Jesse Vasquez v. James Yates
This text of 421 F. App'x 755 (Jesse Vasquez v. James Yates) is published on Counsel Stack Legal Research, covering Court of Appeals for the Ninth Circuit primary law. Counsel Stack provides free access to over 12 million legal documents including statutes, case law, regulations, and constitutions.
Opinion
MEMORANDUM **
California state prisoner Jesse Joseph Vasquez appeals from the district court’s *756 order denying his 28 U.S.C. § 2254 habeas petition. We have jurisdiction under 28 U.S.C. § 2253, and we affirm.

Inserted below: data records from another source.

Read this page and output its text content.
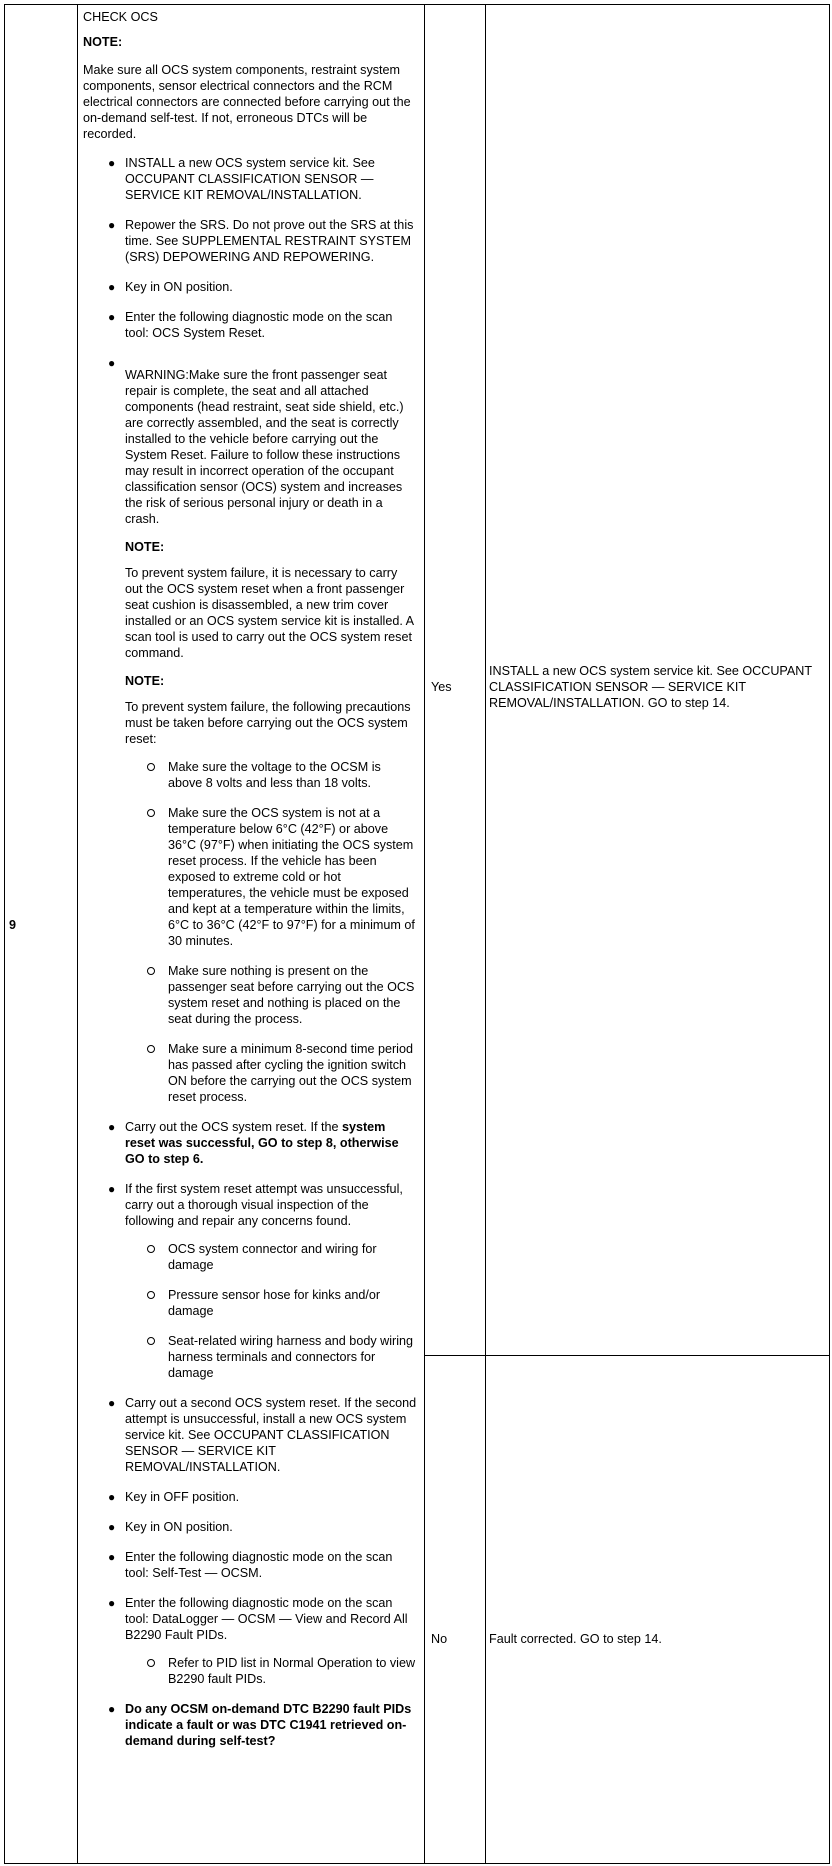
9

CHECK OCS

NOTE:

Make sure all OCS system components, restraint system components, sensor electrical connectors and the RCM electrical connectors are connected before carrying out the on-demand self-test. If not, erroneous DTCs will be recorded.

● INSTALL a new OCS system service kit. See OCCUPANT CLASSIFICATION SENSOR — SERVICE KIT REMOVAL/INSTALLATION.
● Repower the SRS. Do not prove out the SRS at this time. See SUPPLEMENTAL RESTRAINT SYSTEM (SRS) DEPOWERING AND REPOWERING.
● Key in ON position.
● Enter the following diagnostic mode on the scan tool: OCS System Reset.
●

WARNING:Make sure the front passenger seat repair is complete, the seat and all attached components (head restraint, seat side shield, etc.) are correctly assembled, and the seat is correctly installed to the vehicle before carrying out the System Reset. Failure to follow these instructions may result in incorrect operation of the occupant classification sensor (OCS) system and increases the risk of serious personal injury or death in a crash.

NOTE:

To prevent system failure, it is necessary to carry out the OCS system reset when a front passenger seat cushion is disassembled, a new trim cover installed or an OCS system service kit is installed. A scan tool is used to carry out the OCS system reset command.

NOTE:

To prevent system failure, the following precautions must be taken before carrying out the OCS system reset:

Make sure the voltage to the OCSM is above 8 volts and less than 18 volts.
Make sure the OCS system is not at a temperature below 6°C (42°F) or above 36°C (97°F) when initiating the OCS system reset process. If the vehicle has been exposed to extreme cold or hot temperatures, the vehicle must be exposed and kept at a temperature within the limits, 6°C to 36°C (42°F to 97°F) for a minimum of 30 minutes.
Make sure nothing is present on the passenger seat before carrying out the OCS system reset and nothing is placed on the seat during the process.
Make sure a minimum 8-second time period has passed after cycling the ignition switch ON before the carrying out the OCS system reset process.
● Carry out the OCS system reset. If the system reset was successful, GO to step 8, otherwise GO to step 6.
● If the first system reset attempt was unsuccessful, carry out a thorough visual inspection of the following and repair any concerns found.
OCS system connector and wiring for damage
Pressure sensor hose for kinks and/or damage
Seat-related wiring harness and body wiring harness terminals and connectors for damage
● Carry out a second OCS system reset. If the second attempt is unsuccessful, install a new OCS system service kit. See OCCUPANT CLASSIFICATION SENSOR — SERVICE KIT REMOVAL/INSTALLATION.
● Key in OFF position.
● Key in ON position.
● Enter the following diagnostic mode on the scan tool: Self-Test — OCSM.
● Enter the following diagnostic mode on the scan tool: DataLogger — OCSM — View and Record All B2290 Fault PIDs.
Refer to PID list in Normal Operation to view B2290 fault PIDs.
● Do any OCSM on-demand DTC B2290 fault PIDs indicate a fault or was DTC C1941 retrieved on-demand during self-test?
Yes
INSTALL a new OCS system service kit. See OCCUPANT CLASSIFICATION SENSOR — SERVICE KIT REMOVAL/INSTALLATION. GO to step 14.
No	Fault corrected. GO to step 14.
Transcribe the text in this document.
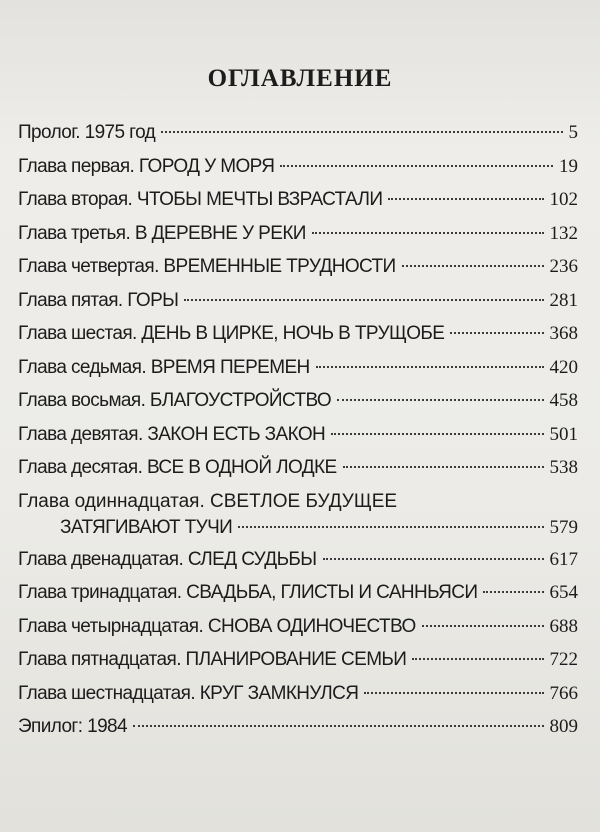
ОГЛАВЛЕНИЕ
Пролог. 1975 год	5
Глава первая. ГОРОД У МОРЯ	19
Глава вторая. ЧТОБЫ МЕЧТЫ ВЗРАСТАЛИ	102
Глава третья. В ДЕРЕВНЕ У РЕКИ	132
Глава четвертая. ВРЕМЕННЫЕ ТРУДНОСТИ	236
Глава пятая. ГОРЫ	281
Глава шестая. ДЕНЬ В ЦИРКЕ, НОЧЬ В ТРУЩОБЕ	368
Глава седьмая. ВРЕМЯ ПЕРЕМЕН	420
Глава восьмая. БЛАГОУСТРОЙСТВО	458
Глава девятая. ЗАКОН ЕСТЬ ЗАКОН	501
Глава десятая. ВСЕ В ОДНОЙ ЛОДКЕ	538
Глава одиннадцатая. СВЕТЛОЕ БУДУЩЕЕ
ЗАТЯГИВАЮТ ТУЧИ	579
Глава двенадцатая. СЛЕД СУДЬБЫ	617
Глава тринадцатая. СВАДЬБА, ГЛИСТЫ И САННЬЯСИ	654
Глава четырнадцатая. СНОВА ОДИНОЧЕСТВО	688
Глава пятнадцатая. ПЛАНИРОВАНИЕ СЕМЬИ	722
Глава шестнадцатая. КРУГ ЗАМКНУЛСЯ	766
Эпилог: 1984	809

Vasquez contends that the state court violated his due process rights by allowing his conspiracy sentence to be enhanced on the basis of a jury drug-weight finding that did not require Vasquez’s knowledge of the specific drug weight involved.
Under California law, drug conspiracy sentences may be enhanced on the basis of weight allegations found true by a jury without a showing of the defendant’s actual knowledge of the quantity of drugs involved, as long as the jury is instructed on the necessity of finding the defendant’s “substantial involvement” in the planning, direction, execution, or financing of the conspiracy and its objective and makes a finding that the weight allegation is true. See Cal. Health & Safety Code § 11370.4(a)(5) (West 2002); People v. Chevalier, 60 Cal.App.4th 507, 70 Cal.Rptr.2d 482, 485 (1997). Neither this California sentencing provision nor the state court’s decision affirming its application in this case is contrary to or an unreasonable application of any clearly established Supreme Court precedent. See 28 U.S.C. § 2254; Williams v. Taylor, 529 U.S. 362, 409, 120 S.Ct. 1495, 146 L.Ed.2d 389 (2000). Contrary to Vasquez’s assertion, nothing in Pinkerton v. United States, 328 U.S. 640, 66 S.Ct. 1180, 90 L.Ed. 1489 (1946), requires a contrary result.
AFFIRMED.
This disposition is not appropriate for publication and is not precedent except as provided by 9th Cir. R. 36-3.